I asked the sons to keep Nina in the church while we took Elwyn’s casket to the vault. She shook them off and walked out with us. She held a handkerchief to her mouth, a son at each arm, steadying her on the ice. The casket was slid into place, the door locked as I said prayers.
Nina got through the winter with help. She had her children, her family, her neighbours around her. She never mentioned the coming interment. Perhaps she had blocked it out of conscious thought.

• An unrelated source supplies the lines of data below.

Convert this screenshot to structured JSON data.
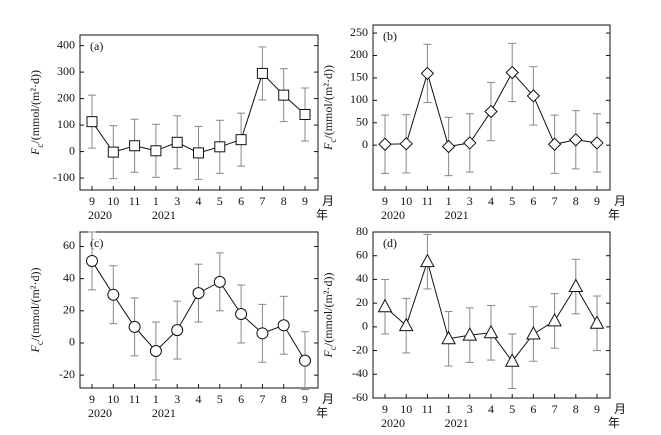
{
  "chart_data": [
    {
      "type": "line",
      "label": "(a)",
      "marker": "square",
      "color": "#111",
      "error_color": "#888",
      "ylabel": {
        "main": "F",
        "sub": "c",
        "rest": "/(mmol/(m²·d))"
      },
      "categories": [
        "9",
        "10",
        "11",
        "1",
        "3",
        "4",
        "5",
        "6",
        "7",
        "8",
        "9"
      ],
      "year_labels": [
        "2020",
        null,
        null,
        "2021",
        null,
        null,
        null,
        null,
        null,
        null,
        null
      ],
      "month_unit": "月",
      "year_unit": "年",
      "values": [
        113,
        -2,
        22,
        3,
        35,
        -5,
        18,
        45,
        295,
        213,
        140
      ],
      "errors": [
        100,
        100,
        100,
        100,
        100,
        100,
        100,
        100,
        100,
        100,
        100
      ],
      "ylim": [
        -145,
        440
      ],
      "yticks": [
        -100,
        0,
        100,
        200,
        300,
        400
      ]
    },
    {
      "type": "line",
      "label": "(b)",
      "marker": "diamond",
      "color": "#111",
      "error_color": "#888",
      "ylabel": {
        "main": "F",
        "sub": "c",
        "rest": "/(mmol/(m²·d))"
      },
      "categories": [
        "9",
        "10",
        "11",
        "1",
        "3",
        "4",
        "5",
        "6",
        "7",
        "8",
        "9"
      ],
      "year_labels": [
        "2020",
        null,
        null,
        "2021",
        null,
        null,
        null,
        null,
        null,
        null,
        null
      ],
      "month_unit": "月",
      "year_unit": "年",
      "values": [
        2,
        3,
        160,
        -3,
        5,
        75,
        162,
        110,
        2,
        12,
        5
      ],
      "errors": [
        65,
        65,
        65,
        65,
        65,
        65,
        65,
        65,
        65,
        65,
        65
      ],
      "ylim": [
        -100,
        268
      ],
      "yticks": [
        0,
        50,
        100,
        150,
        200,
        250
      ]
    },
    {
      "type": "line",
      "label": "(c)",
      "marker": "circle",
      "color": "#111",
      "error_color": "#888",
      "ylabel": {
        "main": "F",
        "sub": "c",
        "rest": "/(mmol/(m²·d))"
      },
      "categories": [
        "9",
        "10",
        "11",
        "1",
        "3",
        "4",
        "5",
        "6",
        "7",
        "8",
        "9"
      ],
      "year_labels": [
        "2020",
        null,
        null,
        "2021",
        null,
        null,
        null,
        null,
        null,
        null,
        null
      ],
      "month_unit": "月",
      "year_unit": "年",
      "values": [
        51,
        30,
        10,
        -5,
        8,
        31,
        38,
        18,
        6,
        11,
        -11
      ],
      "errors": [
        18,
        18,
        18,
        18,
        18,
        18,
        18,
        18,
        18,
        18,
        18
      ],
      "ylim": [
        -28,
        69
      ],
      "yticks": [
        -20,
        0,
        20,
        40,
        60
      ]
    },
    {
      "type": "line",
      "label": "(d)",
      "marker": "triangle",
      "color": "#111",
      "error_color": "#888",
      "ylabel": {
        "main": "F",
        "sub": "c",
        "rest": "/(mmol/(m²·d))"
      },
      "categories": [
        "9",
        "10",
        "11",
        "1",
        "3",
        "4",
        "5",
        "6",
        "7",
        "8",
        "9"
      ],
      "year_labels": [
        "2020",
        null,
        null,
        "2021",
        null,
        null,
        null,
        null,
        null,
        null,
        null
      ],
      "month_unit": "月",
      "year_unit": "年",
      "values": [
        17,
        1,
        55,
        -10,
        -7,
        -5,
        -29,
        -6,
        5,
        34,
        3
      ],
      "errors": [
        23,
        23,
        23,
        23,
        23,
        23,
        23,
        23,
        23,
        23,
        23
      ],
      "ylim": [
        -60,
        80
      ],
      "yticks": [
        -60,
        -40,
        -20,
        0,
        20,
        40,
        60,
        80
      ]
    }
  ]
}
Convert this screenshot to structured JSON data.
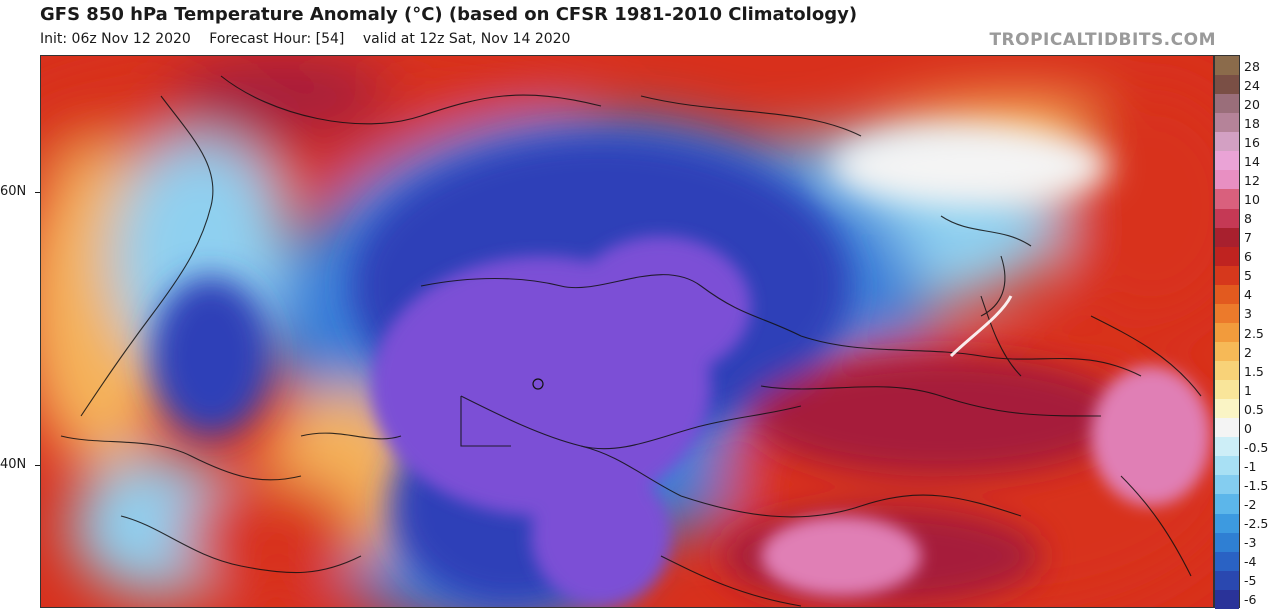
{
  "header": {
    "title": "GFS 850 hPa Temperature Anomaly (°C) (based on CFSR 1981-2010 Climatology)",
    "init": "Init: 06z Nov 12 2020",
    "forecast_hour": "Forecast Hour: [54]",
    "valid": "valid at 12z Sat, Nov 14 2020",
    "brand": "TROPICALTIDBITS.COM"
  },
  "map": {
    "lat_labels": [
      "60N",
      "40N"
    ],
    "colors": {
      "deep_cold": "#7b4fd6",
      "very_cold": "#2f3fb8",
      "cold": "#3b7fd8",
      "cool": "#8fd0f0",
      "neutral": "#f4f4f4",
      "warm": "#f5b25a",
      "hot": "#d8301c",
      "very_hot": "#a61e3a",
      "extreme": "#e07fb5"
    }
  },
  "legend": {
    "labels": [
      "28",
      "24",
      "20",
      "18",
      "16",
      "14",
      "12",
      "10",
      "8",
      "7",
      "6",
      "5",
      "4",
      "3",
      "2.5",
      "2",
      "1.5",
      "1",
      "0.5",
      "0",
      "-0.5",
      "-1",
      "-1.5",
      "-2",
      "-2.5",
      "-3",
      "-4",
      "-5",
      "-6"
    ],
    "colors": [
      "#8b6b4b",
      "#7a4f45",
      "#9a6e7a",
      "#b58399",
      "#d3a0c3",
      "#eaa3d6",
      "#e88fc2",
      "#d9607d",
      "#c53955",
      "#a8202e",
      "#bf2320",
      "#d6381c",
      "#e25a1f",
      "#ec7a2b",
      "#f29b3c",
      "#f6b957",
      "#f8d278",
      "#f9e59a",
      "#faf4c5",
      "#f4f4f4",
      "#cdeef7",
      "#a8e0f4",
      "#84cdf0",
      "#5cb6ea",
      "#3d9ae0",
      "#2f7fd3",
      "#2a62c4",
      "#2a48b0",
      "#2a3399"
    ]
  }
}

I could not forget it. I had no problem with using the vault. It was an old thing rediscovered. In previous generations, those who died in deep winter were put in their coffins, the coffin wrapped in oiled or waxed cloth, and the coffin set on trestles in an empty granary or shed. Some places tried to open the ground by building fires over the gravesite, but in our rock-bound mountaintop cemetery, this was impossible. A backhoe could open the frozen shale and gravelly loam, but caused too much damage going in. Stones were sometimes damaged, and the whole procession from church to grave was fraught with the danger of broken ankles.
I could not forget that the interment was delayed because Elwyn was restless. While his body and casket lay locked in the vault, I could sense and see his spirit prowling around the church, standing at the gates of the cemetery, shaking his head in impatience. I had to pass through the cemetery to feed the sheep twice a day, and I found myself hurrying to finish before sunset, when his presence was more apparent.

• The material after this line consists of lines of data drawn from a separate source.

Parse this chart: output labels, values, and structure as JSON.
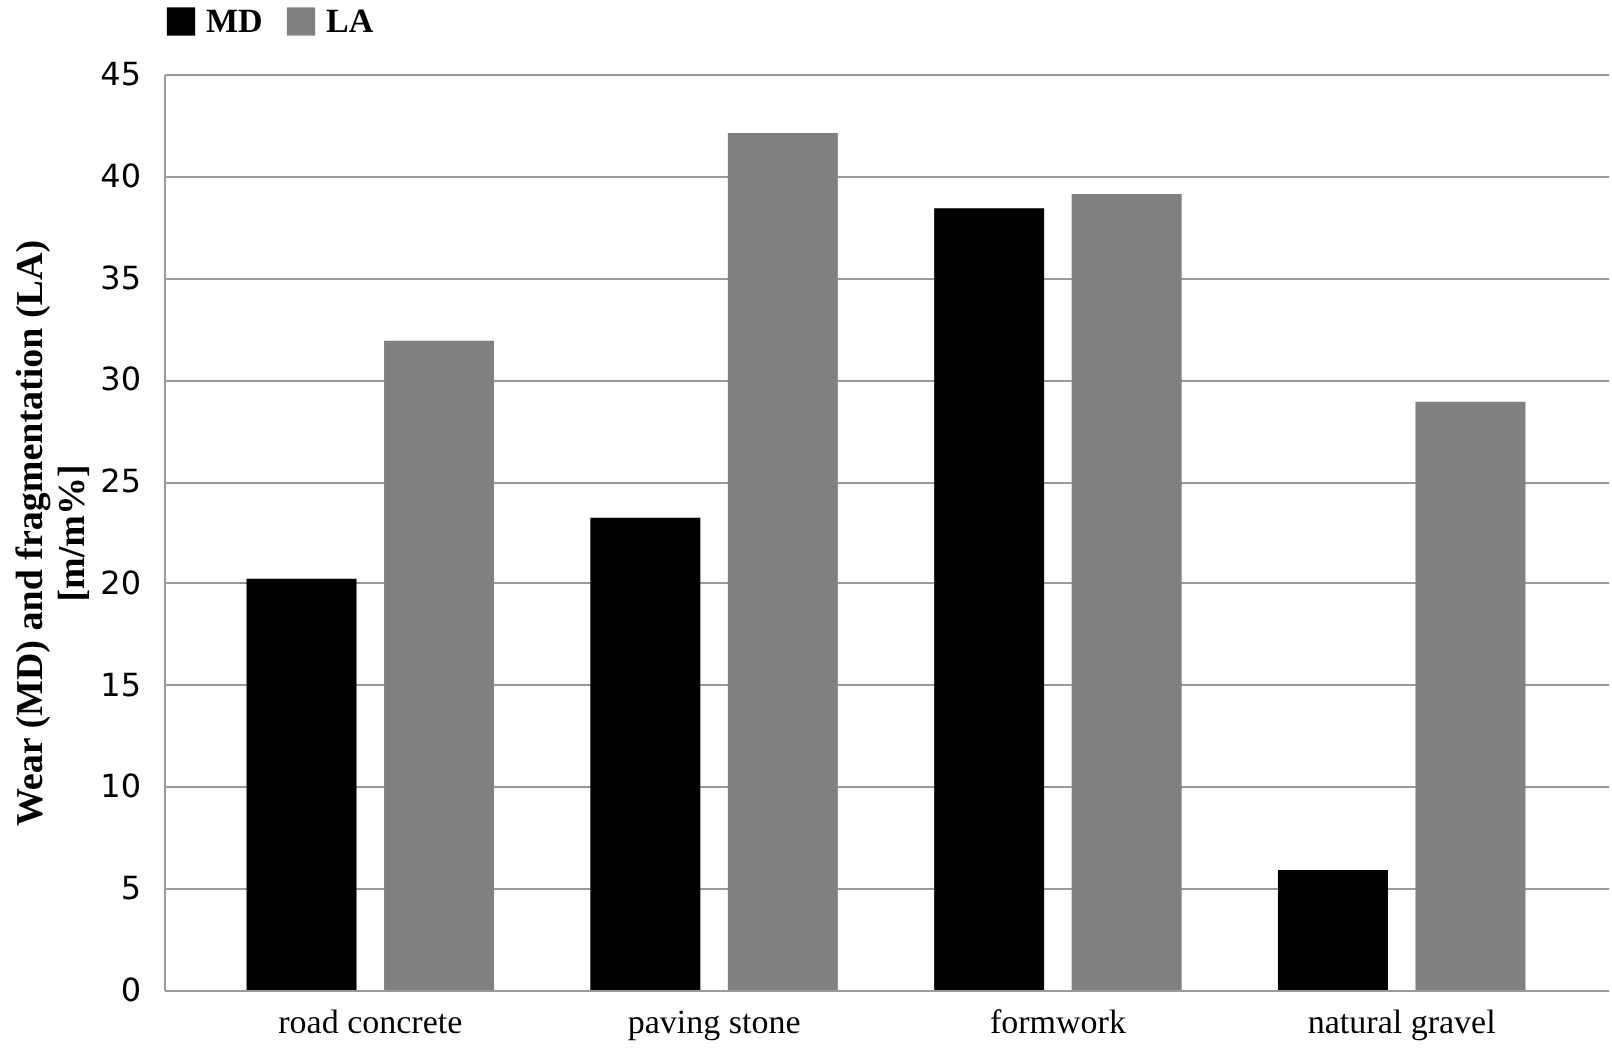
{
  "chart_data": {
    "type": "bar",
    "ylabel": "Wear (MD) and fragmentation (LA)\n[m/m%]",
    "categories": [
      "road concrete",
      "paving stone",
      "formwork",
      "natural gravel"
    ],
    "series": [
      {
        "name": "MD",
        "color": "#000000",
        "values": [
          20.2,
          23.2,
          38.4,
          5.9
        ]
      },
      {
        "name": "LA",
        "color": "#808080",
        "values": [
          31.9,
          42.1,
          39.1,
          28.9
        ]
      }
    ],
    "ylim": [
      0,
      45
    ],
    "yticks": [
      0,
      5,
      10,
      15,
      20,
      25,
      30,
      35,
      40,
      45
    ],
    "grid": "y",
    "legend": "top"
  }
}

I do not fear the dead or their spirits. But his cold, sometimes visible dissatisfaction was uncomfortable to pass through.
Spring came. Nina was composed and quiet through the interment. It was brief, with just the immediate family gathered. Sammy had grown a couple of inches since his birthday. He had matured quickly.
The sheep watched from the pasture. The sun was high, bright and warm. It was a different world from the spirit haunted winter snow, the icy winds, the moonlight shadowing a bulky, hunched figure at the lych-gate.
I did not see Elwyn again. I had never seen him in life, nor in the silent flesh; I knew him only as a shadow. I was satisfied that he had, finally, found rest.